Graciela tiene como proyecto continuar con el libro inconcluso porque siente que es importante visibilizar la historia de Carla, “una de las tantas historias que hay en este país”, señala. Esa memoria tan vívida y envidiable, esa pasión y lucha que no la hacían dejar de sonreír, es lo que Graciela recuerda de cómo un ser lleno de luz se iba apagando, aunque siempre con una sonrisa.
La hija mayor de Carla brindó su muestra de ADN al Equipo de Antropología Forense para que se coteje con los 600 cuerpos NN encontrados. También está en contacto con gente de Bolivia, donde supuestamente descansan los restos de su abuelo Enrique, para que se pueda cotejar con el único resto óseo que existe: un cráneo con un orificio de bala, para poder corroborar si se trata de su abuelo. La versión es que Enrique fue asesinado en un enfrentamiento armado el 17 de septiembre de 1976, junto a otro compañero. La otra teoría, cuenta Graciela, es que lo sacaron de ahí junto a Pedro Silveti y que, siendo uruguayo, pudieron haberlo trasladado a otro destino del Plan Cóndor. Pero al encontrarse los restos óseos en una fosa común, la madre de Silveti fue quien dijo reconocer que se trataba de Pedro y Enrique. Su decisión fue la cremación. De Enrique Joaquín Luca López habría quedado el resto óseo que Graciela quiere cotejar porque Carla tenía sospechas de que podían no ser los de su papá. Es por ello que, exponiendo la última voluntad de su mamá, Graciela se comunicó con la Asociación de Familiares de Detenidos Desaparecidos y Mártires por la Liberación Nacional de Bolivia, quienes respondieron que están de acuerdo en cotejar los restos y van hacer todo lo posible para el traslado de una muestra que permita confrontarlos con el Banco Nacional de Datos Genéticos.
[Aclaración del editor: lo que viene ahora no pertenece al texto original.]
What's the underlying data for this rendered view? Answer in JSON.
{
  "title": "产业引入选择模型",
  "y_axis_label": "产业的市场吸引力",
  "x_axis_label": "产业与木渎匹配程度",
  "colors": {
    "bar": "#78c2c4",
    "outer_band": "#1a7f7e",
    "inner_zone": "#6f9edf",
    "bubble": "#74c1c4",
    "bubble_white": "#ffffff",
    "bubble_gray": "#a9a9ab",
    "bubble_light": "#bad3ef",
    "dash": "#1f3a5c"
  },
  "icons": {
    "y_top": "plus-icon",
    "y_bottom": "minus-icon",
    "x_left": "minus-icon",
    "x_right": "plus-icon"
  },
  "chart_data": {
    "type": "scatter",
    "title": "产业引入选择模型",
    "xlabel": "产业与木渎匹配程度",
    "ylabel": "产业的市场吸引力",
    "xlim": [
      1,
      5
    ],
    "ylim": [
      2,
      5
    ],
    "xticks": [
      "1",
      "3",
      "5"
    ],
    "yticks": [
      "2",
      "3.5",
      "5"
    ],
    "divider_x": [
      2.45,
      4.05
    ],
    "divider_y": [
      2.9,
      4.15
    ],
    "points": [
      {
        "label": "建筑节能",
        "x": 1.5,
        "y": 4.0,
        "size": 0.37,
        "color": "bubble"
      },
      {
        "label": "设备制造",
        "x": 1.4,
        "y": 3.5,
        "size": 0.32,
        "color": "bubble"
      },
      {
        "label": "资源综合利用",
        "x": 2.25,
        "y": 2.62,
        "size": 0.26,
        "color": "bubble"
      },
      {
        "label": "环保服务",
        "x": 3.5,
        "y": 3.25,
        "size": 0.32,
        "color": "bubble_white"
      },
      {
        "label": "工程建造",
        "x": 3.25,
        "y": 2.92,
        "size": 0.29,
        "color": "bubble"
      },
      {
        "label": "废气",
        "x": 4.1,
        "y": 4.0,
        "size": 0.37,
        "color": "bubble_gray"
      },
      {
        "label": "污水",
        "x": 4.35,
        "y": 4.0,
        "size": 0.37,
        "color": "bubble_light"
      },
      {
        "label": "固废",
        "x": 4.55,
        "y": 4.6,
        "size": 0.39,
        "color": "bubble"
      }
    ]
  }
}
Sus hijos intentan seguir unidos aunque nada ha sido fácil tras la muerte de Carla. Graciela siente la responsabilidad de hermana mayor y continúa con la voluntad de su madre de lugar por Memoria, Verdad y Justicia. Anahí está en España y acompaña a su bisabuela Matilde Sacha. También Graciela tiene pensado volver al hogar seguro de su bisabuela con su hermano Enrique y su hija Nina. La garantía del hogar propio y acompañar a su bisabuela de casi 89 años resulta fundamental para su regreso a España.